Мансарта больше не вызывали для дачи показаний. Он был возмущен несправедливым обвинением и хотел связаться с каким-нибудь адвокатом, но на следующий день к ним прибыл Ревелс. Приехал он прямо из Вашингтона, где добился приема у министра юстиции. Следствие по делу Мануэла Мансарта было прекращено.
— А теперь, папа, — сказал Ревелс, — давай посмотрим правде в глаза. Мы живем в ненормальное время. Мир сотрясается. Страна обезумела от страха, и боится она вовсе не коммунизма, а самой себя, не ручаясь за свои действия и опасаясь своей собственной силы. Не важно почему, но это сущая правда! Для большинства из нас есть лишь один выход — ни на что не реагировать. Просто помалкивать, пока страна не оправится от приступа истерии и не придет в норму. Конечно, может быть, такое поведение и лишено героизма, зато чертовски благоразумно. Так вот, я хочу, чтобы ты и Джин поехали со мной в Нью-Йорк. Там не так красиво, как здесь, но зато безопаснее. Приезжайте к нам, и станем жить вместе. Нам с женой нужно общество. Мы будем беседовать, слушать радио, время от времени принимать друзей. Будем посещать театры и кино, ездить за город.
— Короче говоря, — сказала Джин, — уподобимся улиткам.
— Вот именно! И поверьте мне, у нас сегодня вопрос стоит так: или стать улиткой, или умереть. Я лично предпочитаю жить!
В ответ на это Джин, переглянувшись с Мансартом, сказала:
— К сожалению, мы не так уверены в своем выборе!
Глава двадцатая
Смерть Мансарта
После пережитых Мануэлом Мансартом волнений чудище, много лет дремавшее в его желудке и лишь изредка напоминавшее о себе, вдруг начало кусаться и причинять ему острую боль.
— Язва желудка, — определил местный врач.
С этим диагнозом как-то нехотя согласился и его коллега. Но доктор Стейнвей, перед отъездом тщательно осмотревший Мансарта, твердо заявил:
— Рак. Эти идиоты, сэр, должны были сказать вам об этом пять лет назад!
— Нет, — возразил Мануэл, — это я был идиотом, что не стал в сорок лет врачом.

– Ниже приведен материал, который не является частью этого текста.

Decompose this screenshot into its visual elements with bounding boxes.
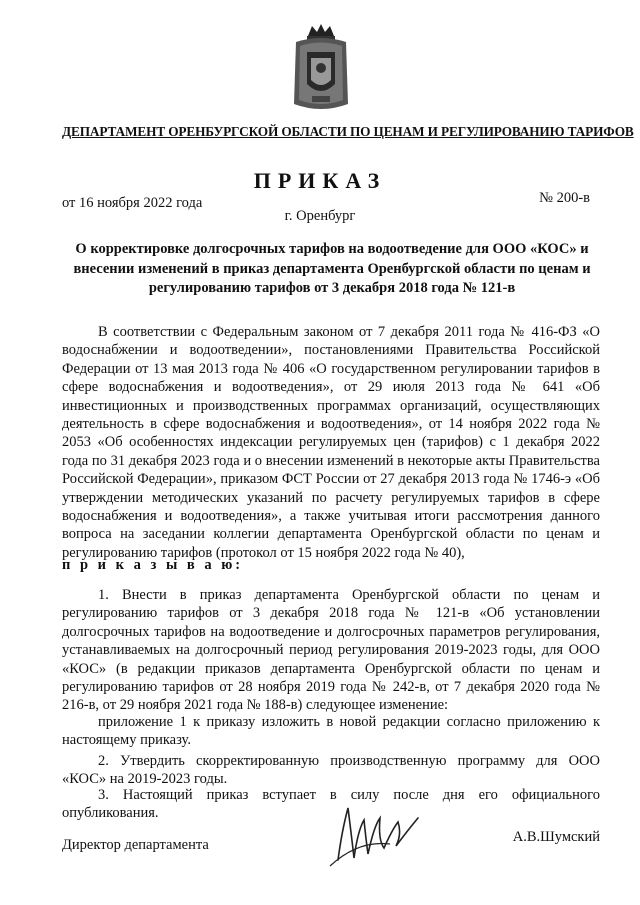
order-title: ПРИКАЗ	[253, 168, 387, 193]
order-number: № 200-в	[539, 190, 590, 206]
order-date: от 16 ноября 2022 года	[62, 195, 203, 211]
order-item-2: 2. Утвердить скорректированную производственную программу для ООО «КОС» на 2019-2023 годы.	[62, 753, 600, 788]
order-subject: О корректировке долгосрочных тарифов на водоотведение для ООО «КОС» и внесении изменений в приказ департамента Оренбургской области по ценам и регулированию тарифов от 3 декабря 2018 года № 121-в	[73, 241, 591, 296]
department-name: ДЕПАРТАМЕНТ ОРЕНБУРГСКОЙ ОБЛАСТИ ПО ЦЕНАМ И РЕГУЛИРОВАНИЮ ТАРИФОВ	[62, 124, 634, 139]
signer-role: Директор департамента	[62, 837, 209, 853]
preamble-paragraph: В соответствии с Федеральным законом от 7 декабря 2011 года № 416-ФЗ «О водоснабжении и водоотведении», постановлениями Правительства Российской Федерации от 13 мая 2013 года № 406 «О государственном регулировании тарифов в сфере водоснабжения и водоотведения», от 29 июля 2013 года № 641 «Об инвестиционных и производственных программах организаций, осуществляющих деятельность в сфере водоснабжения и водоотведения», от 14 ноября 2022 года № 2053 «Об особенностях индексации регулируемых цен (тарифов) с 1 декабря 2022 года по 31 декабря 2023 года и о внесении изменений в некоторые акты Правительства Российской Федерации», приказом ФСТ России от 27 декабря 2013 года № 1746-э «Об утверждении методических указаний по расчету регулируемых тарифов в сфере водоснабжения и водоотведения», а также учитывая итоги рассмотрения данного вопроса на заседании коллегии департамента Оренбургской области по ценам и регулированию тарифов (протокол от 15 ноября 2022 года № 40),	[62, 324, 600, 561]
orders-word: п р и к а з ы в а ю:	[62, 557, 244, 573]
handwritten-signature	[318, 800, 433, 870]
signer-name: А.В.Шумский	[512, 829, 600, 845]
order-city: г. Оренбург	[284, 208, 356, 224]
order-item-1-sub: приложение 1 к приказу изложить в новой редакции согласно приложению к настоящему приказу.	[62, 714, 600, 749]
coat-of-arms-icon	[290, 22, 352, 118]
order-item-3: 3. Настоящий приказ вступает в силу после дня его официального опубликования.	[62, 787, 600, 822]
order-item-1: 1. Внести в приказ департамента Оренбургской области по ценам и регулированию тарифов от 3 декабря 2018 года № 121-в «Об установлении долгосрочных тарифов на водоотведение и долгосрочных параметров регулирования, устанавливаемых на долгосрочный период регулирования 2019-2023 годы, для ООО «КОС» (в редакции приказов департамента Оренбургской области по ценам и регулированию тарифов от 28 ноября 2019 года № 242-в, от 7 декабря 2020 года № 216-в, от 29 ноября 2021 года № 188-в) следующее изменение:	[62, 587, 600, 714]
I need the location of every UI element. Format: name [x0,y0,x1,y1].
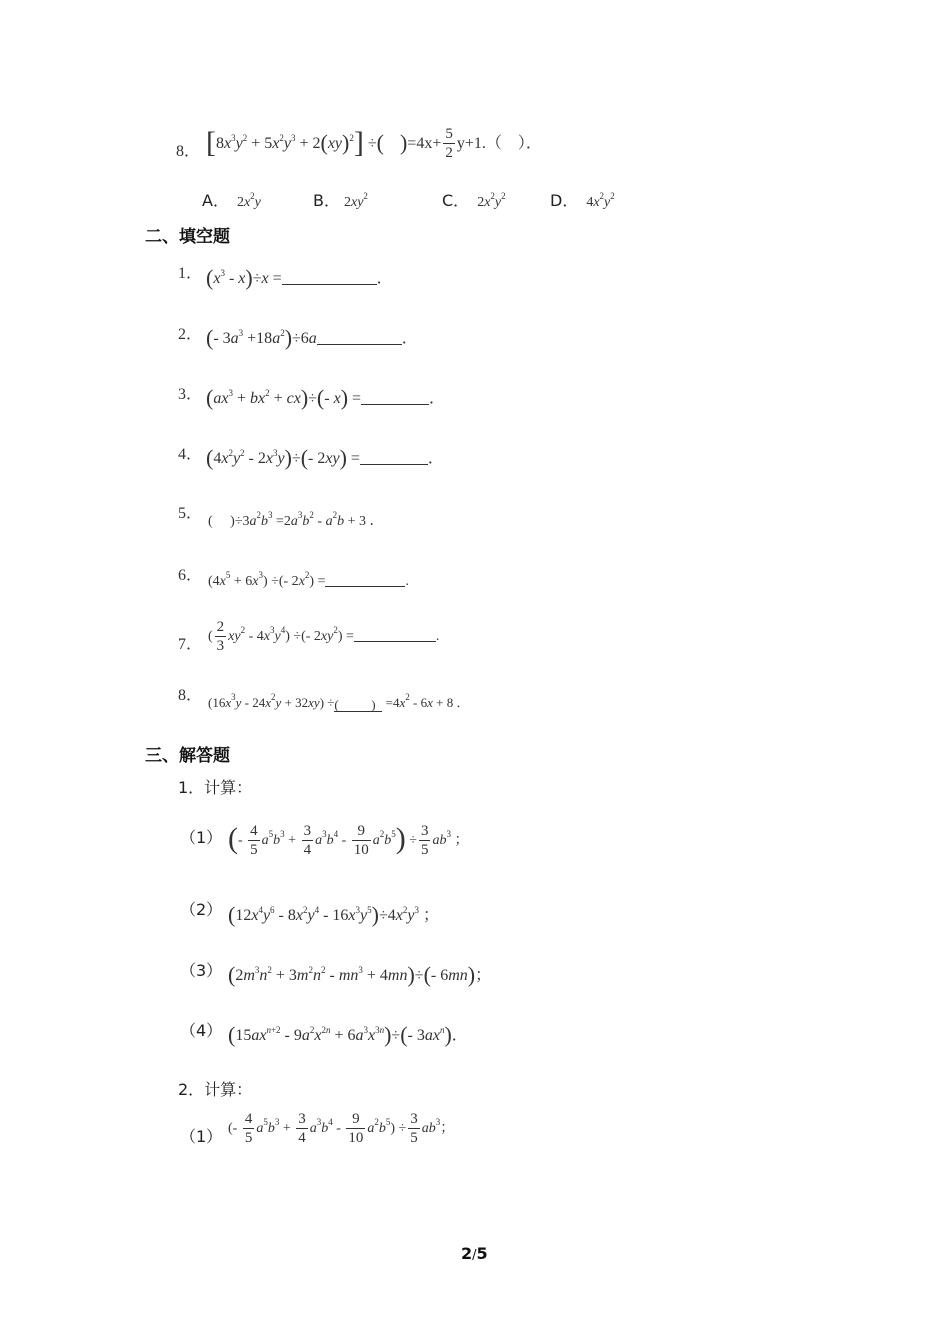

Он знал теперь, что жить ему оставалось считанные месяцы. Когда первый приступ леденящего душу ужаса прошел, Мануэл даже почувствовал удовлетворение от мысли, что знает, когда и от чего именно он умрет.
Мануэл и Джин прожили в коттедже до окончания аренды, но уже не принимали гостей, не устраивали дружеских чаепитий и не вели с посторонними бесед. Затем они полетели на восток — через леса, горы, пустыни и реки. Они вглядывались в Большой Каньон — этот огромный ров, вырытый руками гигантов и уходящий в недра земли до ее кроваво-желтых внутренностей, над которыми виднелась бледная плоть и тонкая темная кожа. Они видели горы и долины, широкие реки и большие города… И наконец перед ними распростерся Нью-Йорк.
Поселившись в Нью-Йорке, Мануэл и Джин вели обычный образ жизни: читали, слушали музыку, изредка совершали поездки на машине в парки или по автострадам, расходившимся от Нью-Йорка к пригородам, за пятьдесят — сто миль от города. Джин много читала вслух, особенно книги и периодические издания, выходившие за рубежом. Долгими часами Мануэл слушал ее и, ощущая все сильнее бремя своих лет, размышлял о приближающемся конце.